SipHash in the kernel

By Jonathan Corbet
January 10, 2017

A hash function performs a one-way computation on a set of data, producing a set of bytes that, one hopes, is effectively random and which cannot be used to derive the input data. The kernel uses hash functions in numerous places for everything from the generation of security-sensitive sequence numbers to the implementation of hash tables. The security of those functions is increasingly in doubt, and, seemingly, their performance can be improved as well. The process of replacing these hash functions will begin with the 4.11 kernel, which should see the introduction of the SipHash pseudo-random function.

SipHash is the creation of Jean-Philippe Aumasson and (inevitably) Daniel J. Bernstein; readers interested in the details can find them in this paper [PDF]. It was designed with a number of objectives in mind, starting with being a cryptographically secure hash function.
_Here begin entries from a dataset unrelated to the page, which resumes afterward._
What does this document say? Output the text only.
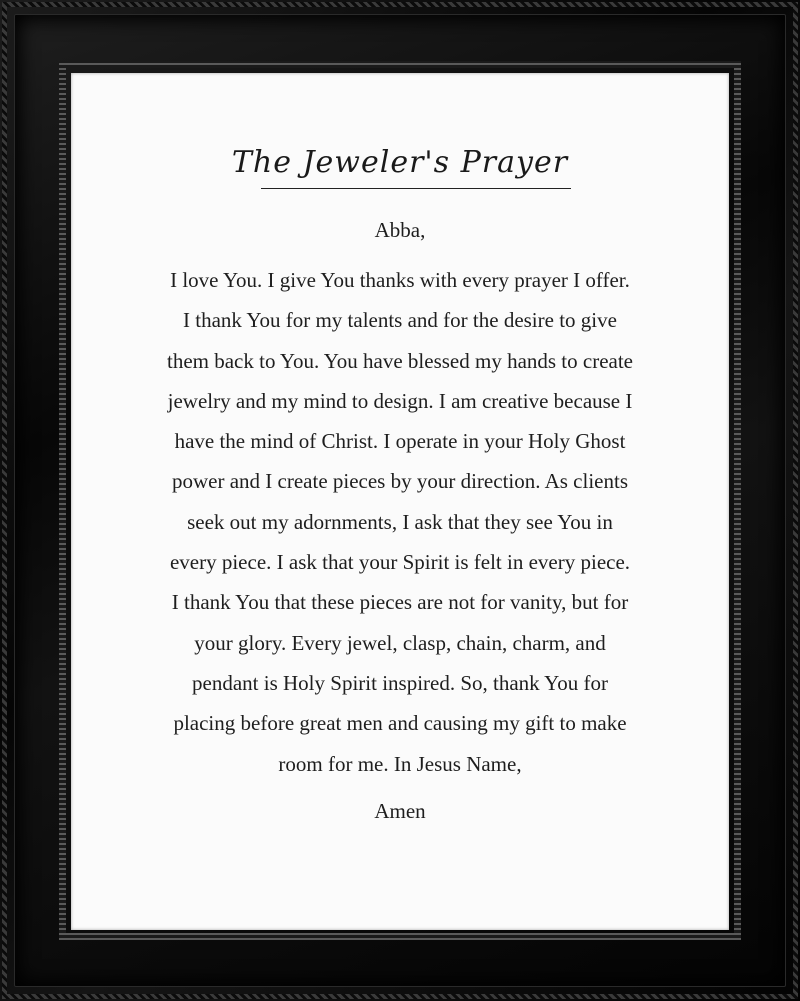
The Jeweler's Prayer
Abba,
I love You. I give You thanks with every prayer I offer.
I thank You for my talents and for the desire to give
them back to You. You have blessed my hands to create
jewelry and my mind to design. I am creative because I
have the mind of Christ. I operate in your Holy Ghost
power and I create pieces by your direction. As clients
seek out my adornments, I ask that they see You in
every piece. I ask that your Spirit is felt in every piece.
I thank You that these pieces are not for vanity, but for
your glory. Every jewel, clasp, chain, charm, and
pendant is Holy Spirit inspired. So, thank You for
placing before great men and causing my gift to make
room for me. In Jesus Name,
Amen
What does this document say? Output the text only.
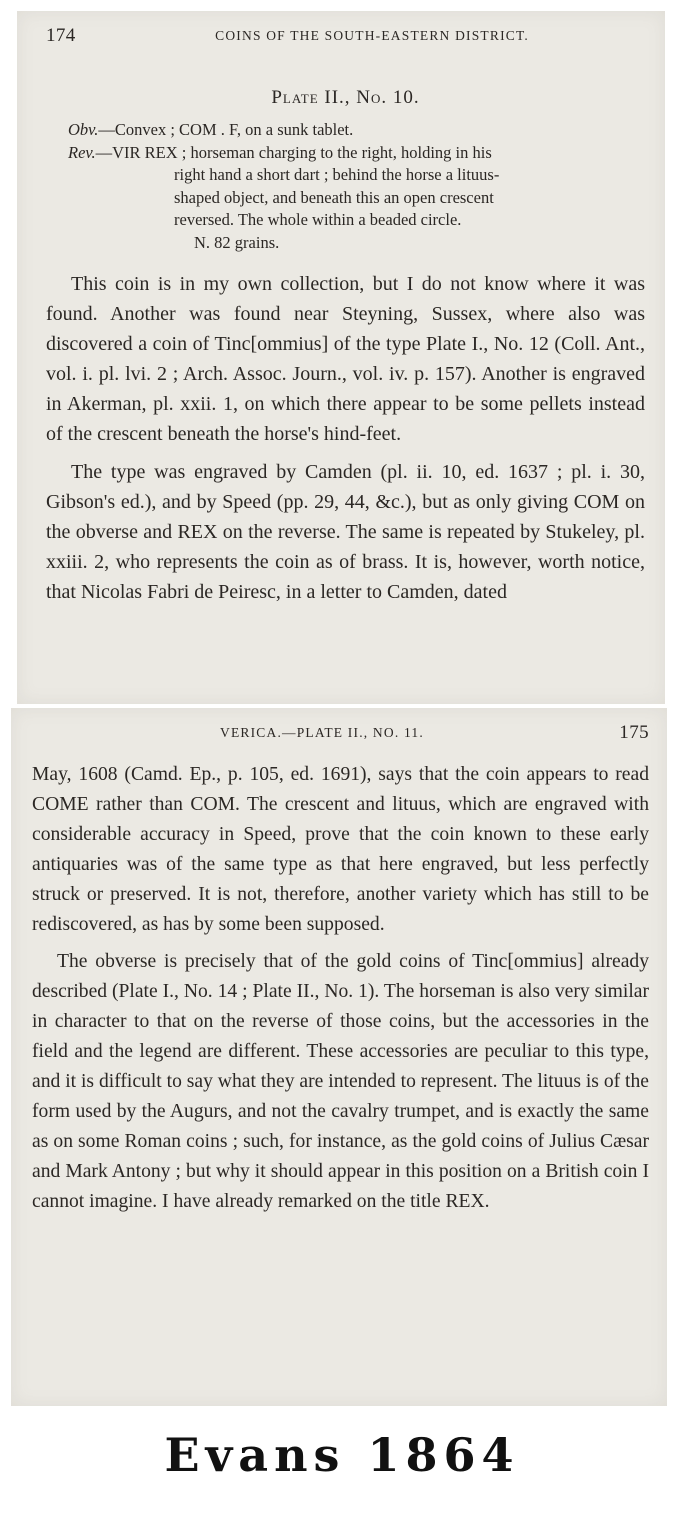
174	COINS OF THE SOUTH-EASTERN DISTRICT.
Plate II., No. 10.
Obv.—Convex ; COM . F, on a sunk tablet.
Rev. —VIR REX ; horseman charging to the right, holding in his
right hand a short dart ; behind the horse a lituus-
shaped object, and beneath this an open crescent
reversed. The whole within a beaded circle.
N. 82 grains.

This coin is in my own collection, but I do not know where it was found. Another was found near Steyning, Sussex, where also was discovered a coin of Tinc[ommius] of the type Plate I., No. 12 (Coll. Ant., vol. i. pl. lvi. 2 ; Arch. Assoc. Journ., vol. iv. p. 157). Another is engraved in Akerman, pl. xxii. 1, on which there appear to be some pellets instead of the crescent beneath the horse's hind-feet.

The type was engraved by Camden (pl. ii. 10, ed. 1637 ; pl. i. 30, Gibson's ed.), and by Speed (pp. 29, 44, &c.), but as only giving COM on the obverse and REX on the reverse. The same is repeated by Stukeley, pl. xxiii. 2, who represents the coin as of brass. It is, however, worth notice, that Nicolas Fabri de Peiresc, in a letter to Camden, dated

VERICA.—PLATE II., NO. 11.	175

May, 1608 (Camd. Ep., p. 105, ed. 1691), says that the coin appears to read COME rather than COM. The crescent and lituus, which are engraved with considerable accuracy in Speed, prove that the coin known to these early antiquaries was of the same type as that here engraved, but less perfectly struck or preserved. It is not, therefore, another variety which has still to be rediscovered, as has by some been supposed.

The obverse is precisely that of the gold coins of Tinc[ommius] already described (Plate I., No. 14 ; Plate II., No. 1). The horseman is also very similar in character to that on the reverse of those coins, but the accessories in the field and the legend are different. These accessories are peculiar to this type, and it is difficult to say what they are intended to represent. The lituus is of the form used by the Augurs, and not the cavalry trumpet, and is exactly the same as on some Roman coins ; such, for instance, as the gold coins of Julius Cæsar and Mark Antony ; but why it should appear in this position on a British coin I cannot imagine. I have already remarked on the title REX.

Evans 1864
In practice, what that means is that it is computationally infeasible to derive the input data from its corresponding hash, or to derive the secret data used in the hashing operation even given the ability to see the output for a set of chosen inputs. Another important objective was speed, especially with smaller inputs. Many existing hash functions have a high setup overhead; that cost matters little when large amounts of data are being hashed, but it hurts for the hashing of smaller inputs. As it happens, many of the hashing operations in the kernel are applied to small chunks of data, so lower overhead would be welcome.

The list of SipHash users is large and growing; many projects have adopted it in an attempt to defend against hash-collision attacks. These attacks exploit a known hash function to cause a hash table to degrade into a simple linear list, with potentially devastating effects on performance. The Python language switched to SipHash in 2013; other users include various BSD distributions, Perl, Ruby, Rust, and more. This move is not universally acclaimed, but most seem to see it as a step in the right direction. Thus far, however, the kernel has lacked a SipHash implementation.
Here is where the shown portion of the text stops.